Social Studies Methods:


Kindergarten Historical Thinking Activity

Artifact Exploration, Inference, and Comparison: Lantern v.s. Lamp

Rational:​ This activity will engage students in exploring evidence and the concept of continuity
and change to encourage historical thinking. Children need to understand that history is the way
we may sense of the past based on many different kinds of evidence. Understanding change over
time is central to historical thinking, as is recognizing the constants that continue through time.
Students will engage in a discussion concerning an artifact from the past, a old lantern. Questions
will prompt students to infer what the artifact is, how old it is, and what it was used for.
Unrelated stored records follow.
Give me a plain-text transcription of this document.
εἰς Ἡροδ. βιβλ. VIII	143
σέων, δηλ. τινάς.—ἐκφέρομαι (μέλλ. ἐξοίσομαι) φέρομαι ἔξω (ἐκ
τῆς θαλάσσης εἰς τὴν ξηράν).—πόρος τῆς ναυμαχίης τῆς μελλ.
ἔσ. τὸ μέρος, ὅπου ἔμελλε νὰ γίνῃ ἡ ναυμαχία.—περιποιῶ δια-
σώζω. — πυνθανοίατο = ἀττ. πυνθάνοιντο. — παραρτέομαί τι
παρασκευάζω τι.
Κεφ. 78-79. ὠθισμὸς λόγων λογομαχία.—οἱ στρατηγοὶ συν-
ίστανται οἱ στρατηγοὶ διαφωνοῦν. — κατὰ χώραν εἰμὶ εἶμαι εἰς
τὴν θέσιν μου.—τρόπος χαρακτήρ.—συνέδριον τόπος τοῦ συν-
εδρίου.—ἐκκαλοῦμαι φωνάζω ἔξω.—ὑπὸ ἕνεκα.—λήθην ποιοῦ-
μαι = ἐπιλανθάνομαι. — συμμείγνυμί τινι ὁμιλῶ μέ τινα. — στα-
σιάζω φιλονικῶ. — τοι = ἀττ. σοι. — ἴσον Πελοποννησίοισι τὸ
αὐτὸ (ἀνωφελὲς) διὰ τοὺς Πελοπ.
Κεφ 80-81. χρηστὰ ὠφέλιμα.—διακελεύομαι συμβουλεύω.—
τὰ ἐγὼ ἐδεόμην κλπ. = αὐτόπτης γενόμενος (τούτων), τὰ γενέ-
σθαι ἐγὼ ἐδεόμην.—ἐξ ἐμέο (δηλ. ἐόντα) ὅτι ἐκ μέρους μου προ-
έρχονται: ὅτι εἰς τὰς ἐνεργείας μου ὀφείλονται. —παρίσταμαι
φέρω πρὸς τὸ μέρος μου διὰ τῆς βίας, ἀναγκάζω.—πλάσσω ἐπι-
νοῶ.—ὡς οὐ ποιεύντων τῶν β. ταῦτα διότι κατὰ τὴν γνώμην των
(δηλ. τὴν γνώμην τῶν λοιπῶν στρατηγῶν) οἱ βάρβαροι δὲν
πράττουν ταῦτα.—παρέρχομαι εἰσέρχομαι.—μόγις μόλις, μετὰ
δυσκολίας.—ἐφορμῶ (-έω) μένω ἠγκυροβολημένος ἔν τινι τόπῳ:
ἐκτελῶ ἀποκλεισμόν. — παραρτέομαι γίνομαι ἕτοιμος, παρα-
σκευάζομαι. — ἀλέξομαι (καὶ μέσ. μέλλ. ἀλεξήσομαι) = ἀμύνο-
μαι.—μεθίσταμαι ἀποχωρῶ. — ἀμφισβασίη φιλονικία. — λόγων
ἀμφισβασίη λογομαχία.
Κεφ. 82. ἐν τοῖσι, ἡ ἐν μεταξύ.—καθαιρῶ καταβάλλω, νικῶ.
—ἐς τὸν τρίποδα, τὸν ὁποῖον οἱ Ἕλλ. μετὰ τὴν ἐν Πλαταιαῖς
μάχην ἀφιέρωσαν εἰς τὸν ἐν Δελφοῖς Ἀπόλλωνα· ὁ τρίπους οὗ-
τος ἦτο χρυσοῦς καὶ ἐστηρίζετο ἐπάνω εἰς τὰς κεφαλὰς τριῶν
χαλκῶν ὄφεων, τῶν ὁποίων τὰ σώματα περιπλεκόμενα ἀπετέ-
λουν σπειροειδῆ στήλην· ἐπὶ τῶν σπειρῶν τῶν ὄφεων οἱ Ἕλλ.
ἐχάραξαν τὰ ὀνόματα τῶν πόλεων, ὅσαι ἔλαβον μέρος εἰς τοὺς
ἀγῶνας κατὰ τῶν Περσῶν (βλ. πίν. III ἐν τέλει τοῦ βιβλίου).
Students
will discuss the similarities and differences between the old lantern from the past and a lamp
from present day. Students will engage in a discussion concerning some things that have stayed
the same since the student's grandparents or parents were children, and things that have changed.

Learning Intentions: ​I can access information from a visual source. I can contribute to class
collection of information on a common topic. I can speculate what an artifact might be, how old
is might be, and how it might have been used. I can make comparisons between families in the
past and families in the present.

Curricular Connections:
Competency:
● Use Social Studies inquiry processes and skills to ask questions; gather, interpret, and
analyze ideas; and communicate findings and decisions

● Ask questions, make inferences, and draw conclusions about the content and features of
different types of sources (evidence)

● Sequence objects, images, or events, and distinguish between what has changed and what
has stayed the same (continuity and change)
Content:
● Ways in which individuals and families differ and are the same: comparison of families
in the past and present (e.g., families in your grandparents’ time compared with
present-day families)

Activity:
Form a circle with students seated on the floor. Present lantern to the students. Prompt a group
discussion with the following questions:
What do you think it is? What can you guess? Why?
Is it new, or is it old? How do you know?
What would you like to know?
How might it have been used? Who do you think used it?
What do you know for certain about it?

Explain to the students what the lantern is - Is there anything that has replaced this object today?

Present new modern lamp to students - How is it different? How is it the same? (diagram).

Discussion: ​This old lantern, this old source of light can be used as a piece of evidence to help us
understand more about the past, maybe more about a time when your mothers and fathers were
your age, or when your grandparents were your parents age. Our use and dependence on light has
stayed the same over the many years that have passed, but the type of light we now use is
different, the light source has changed. Some things, like this lantern that gives light, change
over time for people’s benefit. We now more commonly use electric lamps so that we can have
brighter light and readily access to it. However, our continual need for light, to light up our
homes, our schools, and the stores, etc. has stayed the same.

Extension: ​Provide students with printed pictures of different sources of light from the past and
the present (one to three explicitly different images). Have students place pictures in
chronological sequence, and explain their reasoning. Can be a group activity, partner work, or
individual.

Assessment: ​Observation checklist for discussions and mini conferences.